WFRJ provides large families and children in need of Jewish communities in Israel with the food support. It is possible due to the cooperation agreements with the supermarkets of redeeming the coupons of different denominations, prepaid by the organization. Under the auspices of the WFRJ the Jewish community of Kyiv laid the cornerstone of the future Jewish community center, which is to become the largest in Ukraine on the April 25, 2012. The stone was brought from very Jerusalem, and into the foundation of the building a capsule with a message for posterity was placed. WFRJ headed by Alexander Levin has initiated the construction of a synagogue in the Lubavitcher center in Kensington (Brooklyn). The first stone was solemnly laid in February 2012.

=== Help for the soldiers ===

The project entitled "Our warm house" created by the WFRJ and fully funded by it, involves the provision of comprehensive care for the lone soldiers repatriated from the former USSR and serving in the Israel Defense Forces (IDF). Thanks to the project those soldiers can spend their own free time at "home" because the WFRJ provides apartments with full comfort. Each apartment is served by the woman who takes care of the order, erases and cooks. A manager also the helps the in solving his routine problems.

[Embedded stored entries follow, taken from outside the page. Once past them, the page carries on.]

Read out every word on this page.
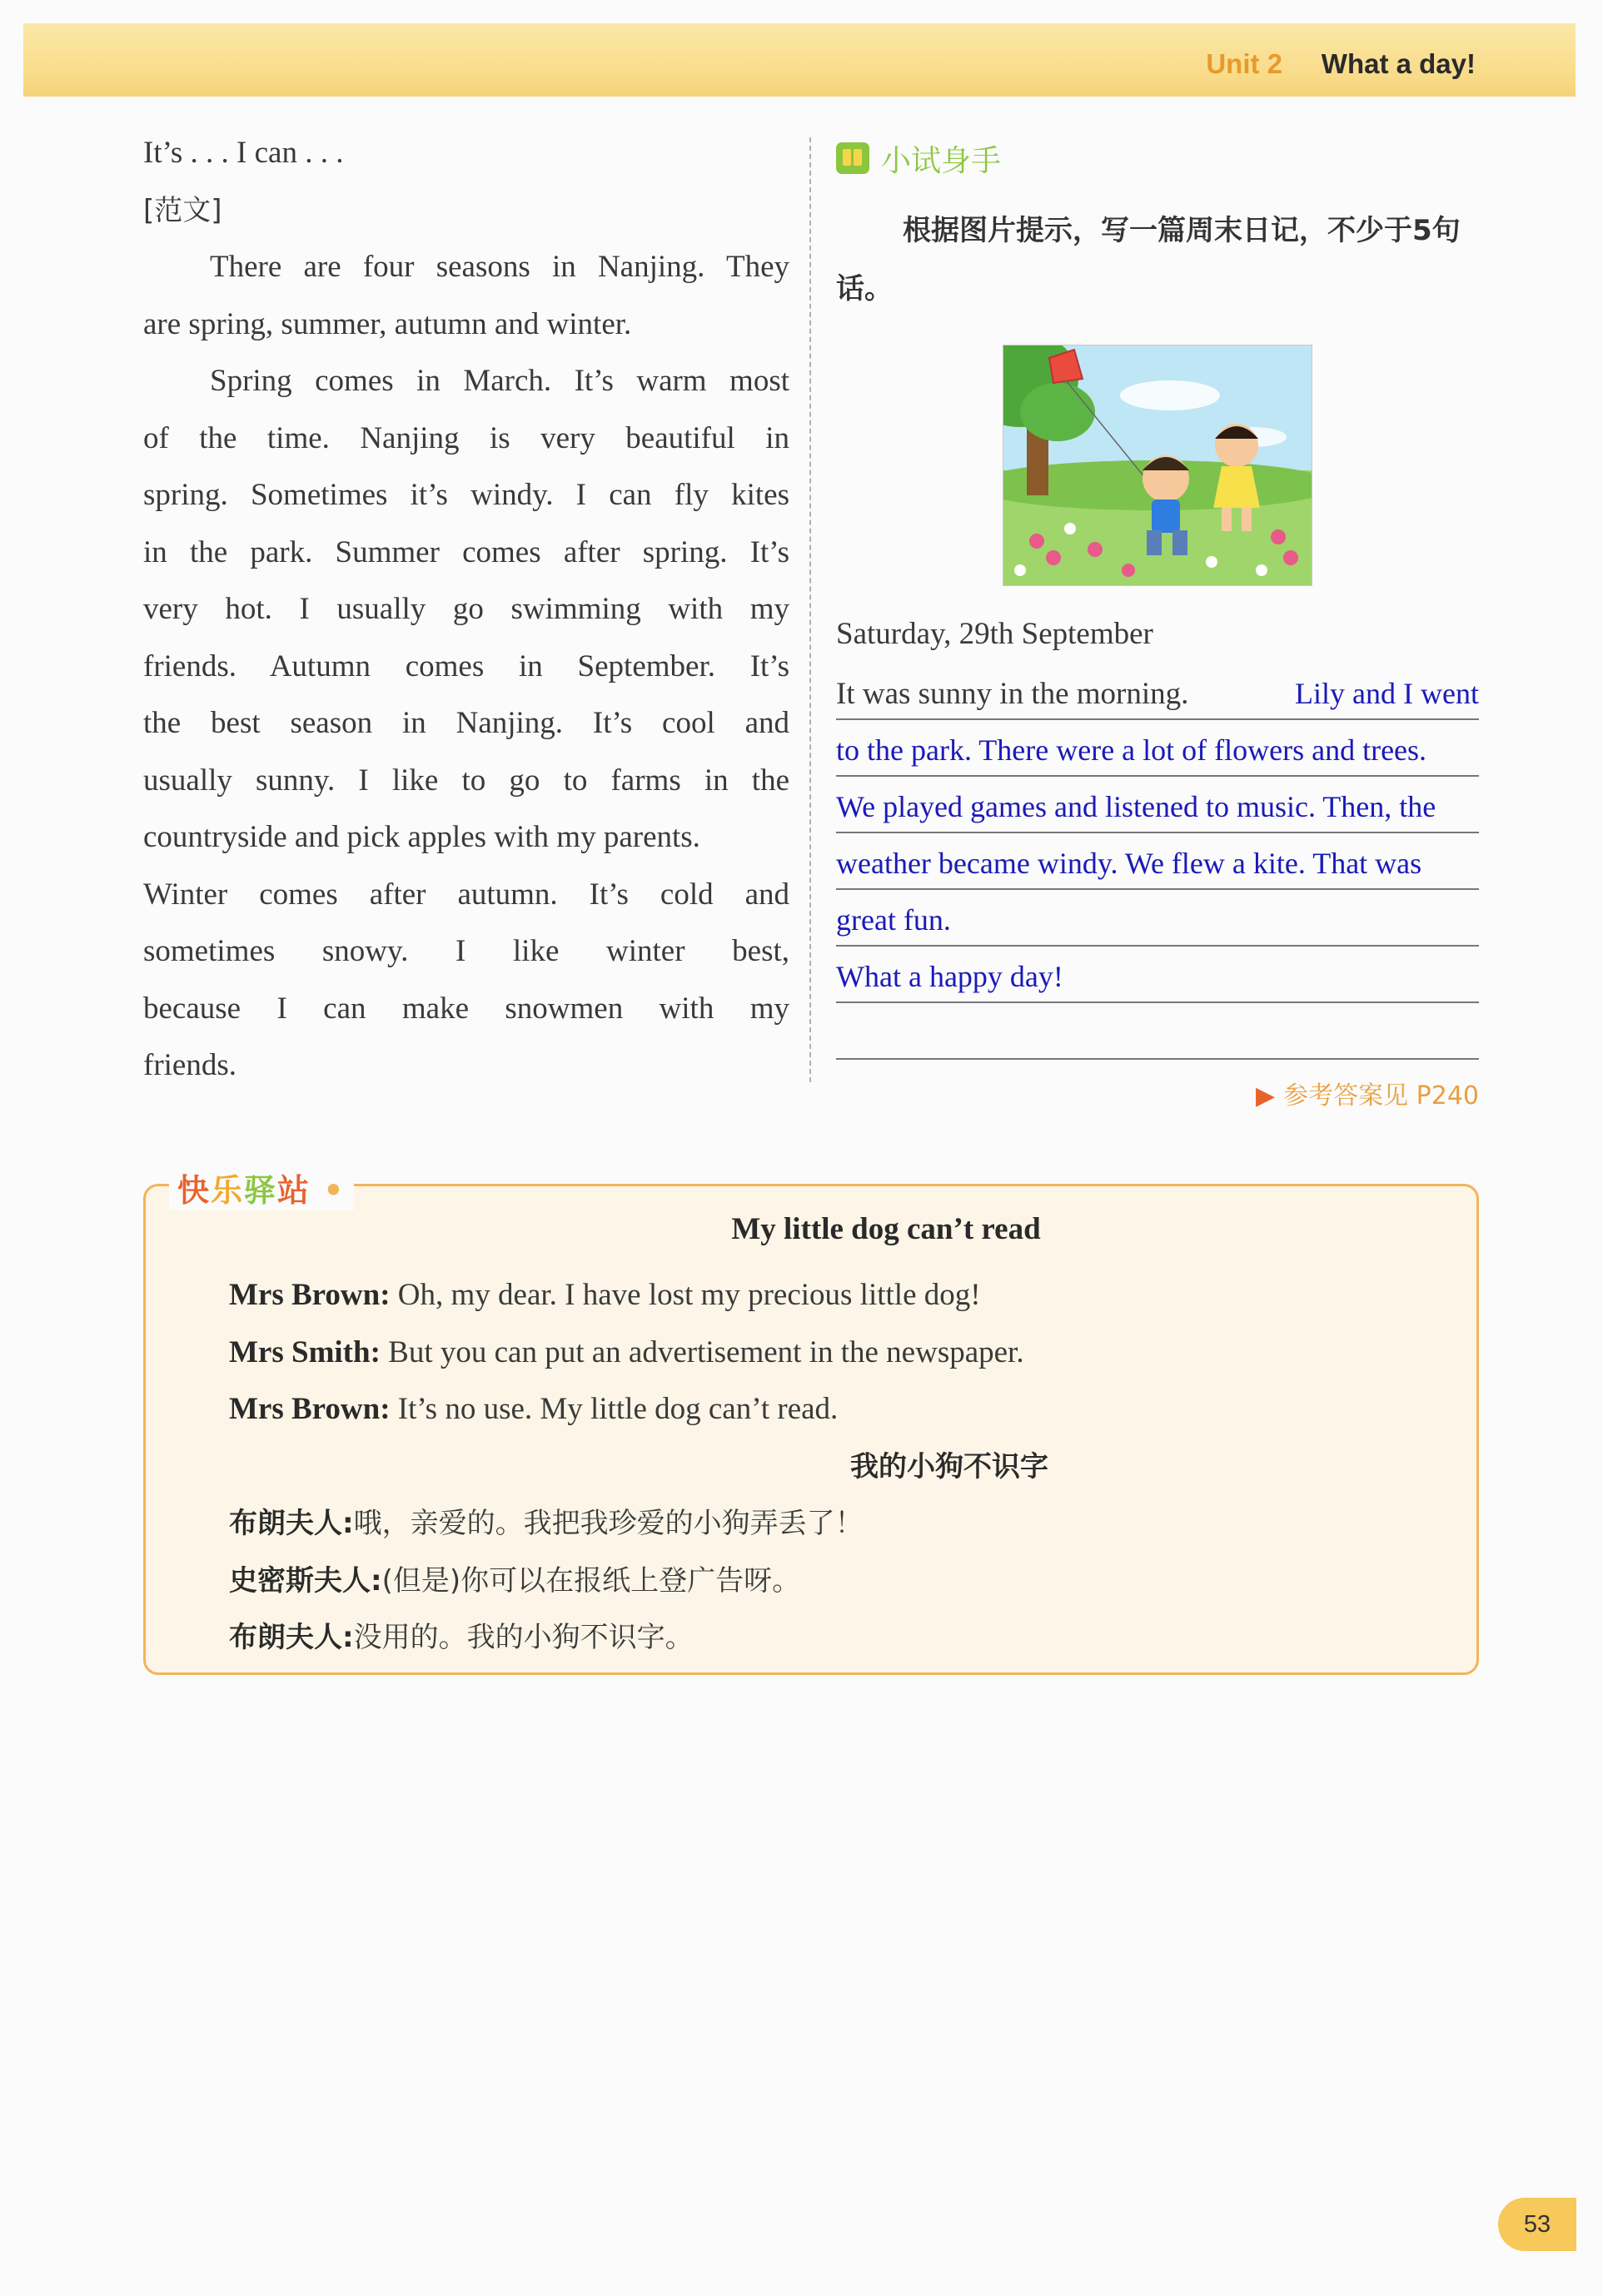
Unit 2 What a day!

It’s . . . I can . . .

[范文]

There are four seasons in Nanjing. They

are spring, summer, autumn and winter.

Spring comes in March. It’s warm most

of the time. Nanjing is very beautiful in

spring. Sometimes it’s windy. I can fly kites

in the park. Summer comes after spring. It’s

very hot. I usually go swimming with my

friends. Autumn comes in September. It’s

the best season in Nanjing. It’s cool and

usually sunny. I like to go to farms in the

countryside and pick apples with my parents.

Winter comes after autumn. It’s cold and

sometimes snowy. I like winter best,

because I can make snowmen with my

friends.

小试身手
根据图片提示，写一篇周末日记，不少于5句话。
Saturday, 29th September
It was sunny in the morning.	Lily and I went
to the park. There were a lot of flowers and trees.
We played games and listened to music. Then, the
weather became windy. We flew a kite. That was
great fun.
What a happy day!
▶ 参考答案见 P240
快乐驿站 •
My little dog can’t read
Mrs Brown: Oh, my dear. I have lost my precious little dog!
Mrs Smith: But you can put an advertisement in the newspaper.
Mrs Brown: It’s no use. My little dog can’t read.
我的小狗不识字
布朗夫人:哦，亲爱的。我把我珍爱的小狗弄丢了！
史密斯夫人:(但是)你可以在报纸上登广告呀。
布朗夫人:没用的。我的小狗不识字。
53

During the "cloud pillar" operation (14–21 November 2012) WFRJ donated 140,000 dollars to assist lonely soldiers who was repatriated from the former USSR. Another 30 thousand dollars has been allocated by the organization to install the necessary equipment and shelters in areas where there are not enough shelters from rocket attacks. The WFRJ charity events were coordinated by the Israeli National Fund named "Keren Hayesod" and the Israeli government. By the end of the year 2012 the organization collected over 50 thousand dollars among New Yorkers to repair shelters located in southern Israel.

=== Other projects ===

WFRJ gives the great attention to the fight against anti-Semitism. On the March 25, 2012 in the United States was established the "Children's Self-Defense" project aimed to educate Jewish children self-advocacy skills and the ability to rebut the anti-Semites. Presentation of the athletic program was held in New York City ‘KingsBay Y’ Jewish center. On the June 3, 2012 within the framework of the nationwide "Salute to Israel" march in the United States WFRJ organized a column of 1500 Russian-speaking Jews. In January 2012 the European division of the WFRJ started funding the project of "Ir David" archaeological excavations in Jerusalem and the restoration project on Mount Masada. On the February 22, 2012 under the auspices of WFRJ the Association of Russian-speaking rabbis of Israel was created.